To begin with, we have a set of Employee objects, like the results of the query we looked at in the first section, but not filtered for having a group type beginning with AA. So our Employee object looks like this:

      public class Employee
{
    public string FirstName { get; set; }
    public string LastName { get; set; }

    public int Id { get; set; }

    public string GroupCode { get; set; }

    public List<string> Addresses { get; set; }
}
    

Very simple. For the purposes of this guide, we're creating a set of three Employees with this code:

      List<Employee> employees = new List<Employee>
{
        new Employee { Id = 1, FirstName = "Chris", LastName = "Behrens", GroupCode = "AA123", Addresses = new List<string>{"7814 Vandalia Avenue Apt 3b Los Angeles CA 91610"} },
    new Employee { Id = 2, FirstName = "Sam", LastName = "Smith", GroupCode = "AA128", Addresses = new List<string>{ "7814 Vandalia Avenue Apt 3b Los Angeles CA 91610" } },
    new Employee { Id = 3, FirstName = "Gill", LastName = "Bates", GroupCode = "ZZ867", Addresses = new List<string>{"2810 Pisces Ct Albuequerque, NM 87144"} }
};
    

And this set is contained in a List variable called Employees. We need an array of the employee IDs - we have a set of employee IDs that we want to filter from the results. This statement returns the entire set as an array:

      var employeeArray = (from e in employees
select e).ToArray();
    

We always begin our LINQ statements with from - this defines the set we're working with and the variable we'll use for our set operations. Here, we're selecting the entire employee set, defining the set variable as , and selecting it, that is, returning the value for the query. Finally, we wrap the entire query and transform it into an array with ToArray().

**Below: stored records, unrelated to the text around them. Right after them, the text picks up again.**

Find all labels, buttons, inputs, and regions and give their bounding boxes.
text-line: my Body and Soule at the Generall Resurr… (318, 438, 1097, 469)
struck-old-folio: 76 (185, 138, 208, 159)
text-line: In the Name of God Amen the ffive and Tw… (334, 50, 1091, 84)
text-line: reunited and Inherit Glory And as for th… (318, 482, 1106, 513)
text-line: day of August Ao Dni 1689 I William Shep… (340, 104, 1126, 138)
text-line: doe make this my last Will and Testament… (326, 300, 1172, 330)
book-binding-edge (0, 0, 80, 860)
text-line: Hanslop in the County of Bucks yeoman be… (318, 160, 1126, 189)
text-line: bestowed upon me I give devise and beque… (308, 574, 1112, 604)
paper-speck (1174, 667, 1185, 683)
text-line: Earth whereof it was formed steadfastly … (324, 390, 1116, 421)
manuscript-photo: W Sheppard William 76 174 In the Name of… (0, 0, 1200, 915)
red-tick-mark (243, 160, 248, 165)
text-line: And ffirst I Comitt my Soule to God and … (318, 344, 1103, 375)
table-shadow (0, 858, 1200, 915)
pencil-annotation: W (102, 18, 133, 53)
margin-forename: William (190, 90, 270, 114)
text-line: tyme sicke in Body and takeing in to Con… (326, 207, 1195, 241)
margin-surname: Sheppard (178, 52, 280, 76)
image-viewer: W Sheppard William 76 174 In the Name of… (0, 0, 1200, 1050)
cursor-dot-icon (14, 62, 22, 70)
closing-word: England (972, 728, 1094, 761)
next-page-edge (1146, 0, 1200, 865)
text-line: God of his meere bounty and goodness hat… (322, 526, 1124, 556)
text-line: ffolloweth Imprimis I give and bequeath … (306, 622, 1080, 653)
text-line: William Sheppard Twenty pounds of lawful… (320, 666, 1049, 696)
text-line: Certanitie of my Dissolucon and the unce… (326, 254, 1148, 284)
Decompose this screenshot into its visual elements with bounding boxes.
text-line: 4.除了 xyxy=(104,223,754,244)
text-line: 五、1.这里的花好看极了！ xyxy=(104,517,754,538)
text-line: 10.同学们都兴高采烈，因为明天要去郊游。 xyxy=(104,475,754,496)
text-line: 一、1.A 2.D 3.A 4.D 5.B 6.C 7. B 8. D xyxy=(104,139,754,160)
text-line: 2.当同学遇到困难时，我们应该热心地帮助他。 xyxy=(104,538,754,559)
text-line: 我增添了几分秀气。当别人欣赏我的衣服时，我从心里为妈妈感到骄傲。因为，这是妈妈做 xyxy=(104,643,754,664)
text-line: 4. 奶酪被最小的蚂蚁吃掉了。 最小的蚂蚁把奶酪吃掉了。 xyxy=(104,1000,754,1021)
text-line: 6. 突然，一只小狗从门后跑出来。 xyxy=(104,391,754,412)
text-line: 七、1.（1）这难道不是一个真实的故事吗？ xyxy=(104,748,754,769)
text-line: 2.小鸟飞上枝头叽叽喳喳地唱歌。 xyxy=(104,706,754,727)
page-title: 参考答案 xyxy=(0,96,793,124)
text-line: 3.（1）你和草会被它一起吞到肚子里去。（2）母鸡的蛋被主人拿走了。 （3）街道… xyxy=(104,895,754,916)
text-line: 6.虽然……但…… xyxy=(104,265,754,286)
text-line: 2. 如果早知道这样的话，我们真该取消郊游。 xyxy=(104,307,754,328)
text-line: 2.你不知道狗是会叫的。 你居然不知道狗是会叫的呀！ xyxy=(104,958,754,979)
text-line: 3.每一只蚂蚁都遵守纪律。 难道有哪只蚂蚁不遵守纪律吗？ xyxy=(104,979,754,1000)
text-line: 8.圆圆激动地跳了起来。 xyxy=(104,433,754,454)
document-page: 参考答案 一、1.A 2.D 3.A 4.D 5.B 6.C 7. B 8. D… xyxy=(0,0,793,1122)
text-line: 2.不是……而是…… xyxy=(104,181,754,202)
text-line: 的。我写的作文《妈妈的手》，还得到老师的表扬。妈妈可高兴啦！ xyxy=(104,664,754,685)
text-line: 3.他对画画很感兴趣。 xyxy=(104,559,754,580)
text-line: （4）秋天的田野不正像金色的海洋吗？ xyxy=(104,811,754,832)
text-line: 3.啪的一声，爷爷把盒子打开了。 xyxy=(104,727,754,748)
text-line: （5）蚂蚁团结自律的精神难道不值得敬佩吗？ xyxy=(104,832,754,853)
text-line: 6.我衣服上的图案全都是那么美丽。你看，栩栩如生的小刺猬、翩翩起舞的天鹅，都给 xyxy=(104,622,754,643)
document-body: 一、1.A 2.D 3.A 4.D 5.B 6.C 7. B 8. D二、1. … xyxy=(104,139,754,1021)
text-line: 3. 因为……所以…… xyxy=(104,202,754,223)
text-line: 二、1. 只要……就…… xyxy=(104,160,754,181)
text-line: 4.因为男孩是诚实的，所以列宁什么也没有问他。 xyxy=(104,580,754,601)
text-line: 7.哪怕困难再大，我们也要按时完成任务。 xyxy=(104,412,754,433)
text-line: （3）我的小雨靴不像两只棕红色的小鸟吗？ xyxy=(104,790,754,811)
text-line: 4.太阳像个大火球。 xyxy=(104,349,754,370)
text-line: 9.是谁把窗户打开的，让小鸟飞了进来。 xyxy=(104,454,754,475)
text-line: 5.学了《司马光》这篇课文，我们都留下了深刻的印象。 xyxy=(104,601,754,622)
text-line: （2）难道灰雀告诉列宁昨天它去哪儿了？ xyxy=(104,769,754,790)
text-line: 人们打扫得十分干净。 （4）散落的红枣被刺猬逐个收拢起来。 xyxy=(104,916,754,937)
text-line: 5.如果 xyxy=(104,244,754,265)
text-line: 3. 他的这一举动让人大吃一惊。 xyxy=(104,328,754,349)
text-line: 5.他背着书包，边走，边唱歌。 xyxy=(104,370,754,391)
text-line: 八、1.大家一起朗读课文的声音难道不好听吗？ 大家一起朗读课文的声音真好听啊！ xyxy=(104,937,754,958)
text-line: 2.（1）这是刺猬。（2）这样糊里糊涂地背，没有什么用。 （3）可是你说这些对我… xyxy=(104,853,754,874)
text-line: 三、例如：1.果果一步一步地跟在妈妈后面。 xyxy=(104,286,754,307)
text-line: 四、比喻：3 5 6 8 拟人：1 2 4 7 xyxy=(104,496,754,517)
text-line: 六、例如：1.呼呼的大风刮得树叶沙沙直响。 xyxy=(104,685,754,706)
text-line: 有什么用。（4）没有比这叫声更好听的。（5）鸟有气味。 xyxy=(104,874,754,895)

This is great, but now we have an array of Employee objects - we want a simpler array of ints containing only the ID. To narrow the scope of what is being selected, we select the ID property on our set variable :

      var employeeIdArray = (from e in employees
                        select e.Id).ToArray();
    

As simple as that.

LINQ Syntax - Fluent vs. Query

For the purposes of this guide, we're going to focus on the _fluent _syntax - the syntax which is close to T-SQL and English:

      var employeeIdArray = (from e in employees
                        select e.Id).ToArray();
    

In addition to the fluent syntax, you can also invoke LINQ as function calls, which are made available to set types as extension methods:

      var employeeIdArray = employees.Select(e => e.Id).ToArray();
    

In this case, we're expressing our set variable for our Select call as a lambda expression:

      .Select(e => e.Id)
    

Just like with the fluent syntax you get Intellisense for the members of the set variable as you type. You can mix these two syntaxes as well:

      var employeesAddresses = from e in employees select e.Addresses.First();
    

The .First() method does just what you think it does – it gets the first element in the list. This would return an IEnumerable of type string – the type of the addresses, and it would contain the first address listed for every employee in the employee set.